F. B. Hole.
(Extracted from Scripture Truth Vol. 13, 1921, page 195.)
Romans 7 is mainly a chapter of experience, yet, even so, the first six verses are occupied with what is doctrinal, with a statement of the bearing of Christ's death upon the believer in relation to the law. Verse 4 in particular sets that forth.
Verse 1 reminds us that death sets a term to law's dominion, being, so to speak, the boundary of law's domain. Verses 2 and 3 illustrate the working of that fact by referring to its operation in the relationship of husband and wife. Verse 4 gives the great application of the fact before the mind of the Spirit in connection with the death of Christ. The believer has died to the law in the death of Christ. His history, as under law, was judicially ended there.
We say judicially ended, to distinguish from what may be historic or experimental, but perhaps an illustration may be helpful.
A great lawsuit comes on before the courts, let us suppose. It turns upon the validity of a will disposing of a vast estate, and its result is a judicial decision which destroys the title of the man in possession of the property and establishes that of the claimant. Here, then, at once, the former owner's hold upon the property is judicially ended. For a few days, however, he is still in residence in the ancestral mansion, and then he has to turn out bag and baggage, and the new owner enters amid congratulations of servants and retainers. The former owner's hold upon the property is now historically ended. Even yet, however, there is much to be done. There are many agents and factors, and a host of accounts to be transferred and small details settled. After some months the last item is closed. The whole transfer in all its ramifications is complete. The former owner's hold upon the property is now experimentally ended.
The illustration is as usual imperfect, but it serves to distinguish between what was fully accomplished judicially at the cross, and what is reached historically at conversion; and, again, that which is experimentally learned and accepted by the believer. This last is not something which takes place once and for all, but something to be wrought out "line upon line, here a little and there a little" under the teaching of the Spirit of God.

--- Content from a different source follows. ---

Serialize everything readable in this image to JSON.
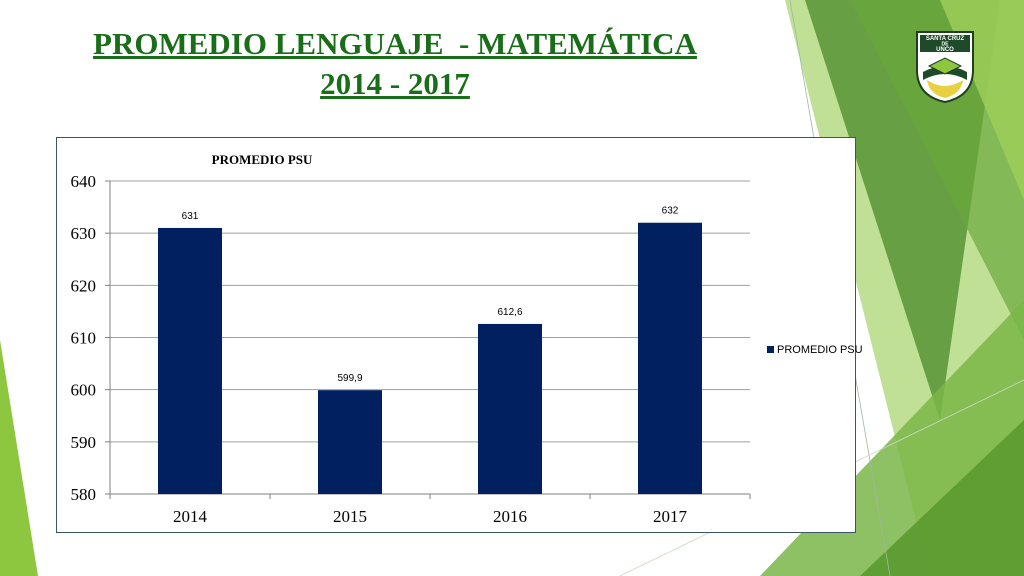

In verse 4, then, the law is considered as the old husband. Up to Christ, the Jewish saint naturally turned to it for the direction and counsel he needed, and yet, at the same time as he obtained the counsel he got also a deep sense of his own shortcoming and necessary condemnation if law without mercy were applied to his case. Psalm 119 is a fine example of "wifely" affection for the old husband. The law is magnified under many different titles, and the spirit of the whole is, "oh, how I love Thy law!" (ver. 97). Yet all through are interspersed confessions of failure judged by its holy standards, cries for quickening — the law never could quicken (Gal. 3:21) — and prayers for deliverance.
We, however, have been made dead to the law "by the body of Christ," i.e., by His death, for He took the body prepared for Him in order that He might suffer (Heb. 10:5-9). Having thus died and our connection with the law having thus been judicially dissolved, the object in view is that we should be "married to another, even to Him who is raised from the dead."
The believer then is to look up to the risen Christ as the One with whom his new links are formed — links of a far finer and tenderer character than ever existed in connection with law. Do we want support, direction, wisdom, counsel, all those things, in short, for which the wife should turn to the husband? — if both are according to the divine ideal — we turn to Christ risen with whom all our associations now are. He is the living Source of them all. Under His love, and direction and fostering care, the believer brings forth fruit to God.
"Beautiful!" we probably ejaculate in our minds. "The idea is wholly admirable; but, oh, when one comes to take it up as a matter of experience — to work it out experimentally — how deep are the troubles into which we are plunged."
Exactly. Hence the wonderful passage, verses 7 to 25, experimental in the highest degree, which follows. These troubles and exercises, this anguish of mind, are all portrayed from the rich knowledge which Paul himself had of the practical working of the thing.
It is noticeable that in this passage the first streak of light amidst the gloom is when he reaches the knowledge of the utter badness of the flesh (verse 18). The fact is that this is the "Hougomont" of the great "Waterloo" of the soul — the point around which all the battle of exercise and anguish rages. Let that point be really and decisively carried, and the believer soon learns to look away from his worthless self to Christ the risen One, and in His risen life and by His Spirit (Rom. 8:2) all this "fruit to death" is changed to "fruit to God" and the path of victory.